= Algernon Thelwall =

Anglican clergyman

Algernon Sydney Thelwall (1795 in Newchurch, Isle of Wight – 1863, in St Giles, London) was an evangelical Church of England clergyman and teacher of elocution.

==Life==
Algernon Sydney Thelwall was the eldest son of the poet, radical and orator John Thelwall. He was named after the 17th-century republican Algernon Sydney showing his father's political leanings. He was educated at Trinity College, Cambridge, graduating 18th Wrangler in 1818. Ordained in 1819, he was English chaplain and missionary to the Jews in Amsterdam from 1819 to 1826. In 1828 he married Georgiana Anne Tahourdin, and in 1829 became curate of Blackford, near Wedmore, Somerset. He was a founder of the Trinitarian Bible Society in 1831, and the Society's secretary from 1836 to 1847. An anti-Catholic, he was active on behalf of the Protestant committee opposing the Maynooth Grant in 1845. In 1850 Thelwall was appointed Lecturer on Elocution and Public Reading within the theology department of King's College London.

He died on 30 November 1863 and is buried on the western side of Highgate Cemetery. His grave (no.12742) no longer has a headstone or any memorial.

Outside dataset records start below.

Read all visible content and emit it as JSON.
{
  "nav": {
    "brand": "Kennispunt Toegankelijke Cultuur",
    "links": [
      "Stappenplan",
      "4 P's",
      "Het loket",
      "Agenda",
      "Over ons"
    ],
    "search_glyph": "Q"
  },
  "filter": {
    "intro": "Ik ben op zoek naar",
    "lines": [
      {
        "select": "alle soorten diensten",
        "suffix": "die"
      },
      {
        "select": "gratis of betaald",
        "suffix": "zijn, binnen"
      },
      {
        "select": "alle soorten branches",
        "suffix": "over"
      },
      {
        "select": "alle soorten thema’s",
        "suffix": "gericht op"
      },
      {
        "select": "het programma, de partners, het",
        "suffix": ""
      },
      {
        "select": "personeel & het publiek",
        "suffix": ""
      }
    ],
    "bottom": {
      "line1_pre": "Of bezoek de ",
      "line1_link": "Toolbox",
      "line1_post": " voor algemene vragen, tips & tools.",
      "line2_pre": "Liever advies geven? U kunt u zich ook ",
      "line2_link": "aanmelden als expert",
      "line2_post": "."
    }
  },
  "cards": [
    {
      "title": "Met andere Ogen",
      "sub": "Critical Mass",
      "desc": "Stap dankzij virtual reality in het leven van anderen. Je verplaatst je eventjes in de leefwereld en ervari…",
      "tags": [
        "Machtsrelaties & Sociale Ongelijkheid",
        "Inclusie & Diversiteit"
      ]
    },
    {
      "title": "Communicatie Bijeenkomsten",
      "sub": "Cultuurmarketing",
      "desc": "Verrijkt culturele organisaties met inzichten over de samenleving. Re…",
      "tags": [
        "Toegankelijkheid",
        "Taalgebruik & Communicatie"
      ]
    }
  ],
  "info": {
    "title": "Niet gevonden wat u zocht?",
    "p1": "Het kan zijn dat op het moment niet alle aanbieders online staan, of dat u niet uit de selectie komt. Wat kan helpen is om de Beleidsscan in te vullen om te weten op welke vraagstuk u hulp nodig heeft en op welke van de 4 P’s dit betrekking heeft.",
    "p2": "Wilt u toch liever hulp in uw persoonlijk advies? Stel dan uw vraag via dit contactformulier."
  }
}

The clergyman and scholar Sydney Thelwall was a son of Algernon Thelwall.

==Works==
- Sermons, 1833
- The iniquities of the opium trade with China, 1839. In Internet Archive.
- The idolatry of the church of Rome, 1844. In Internet Archive.
- Proceedings of the Anti-Maynooth Conference of 1845 : with a historical introduction and an appendix, 1845. In Internet Archive.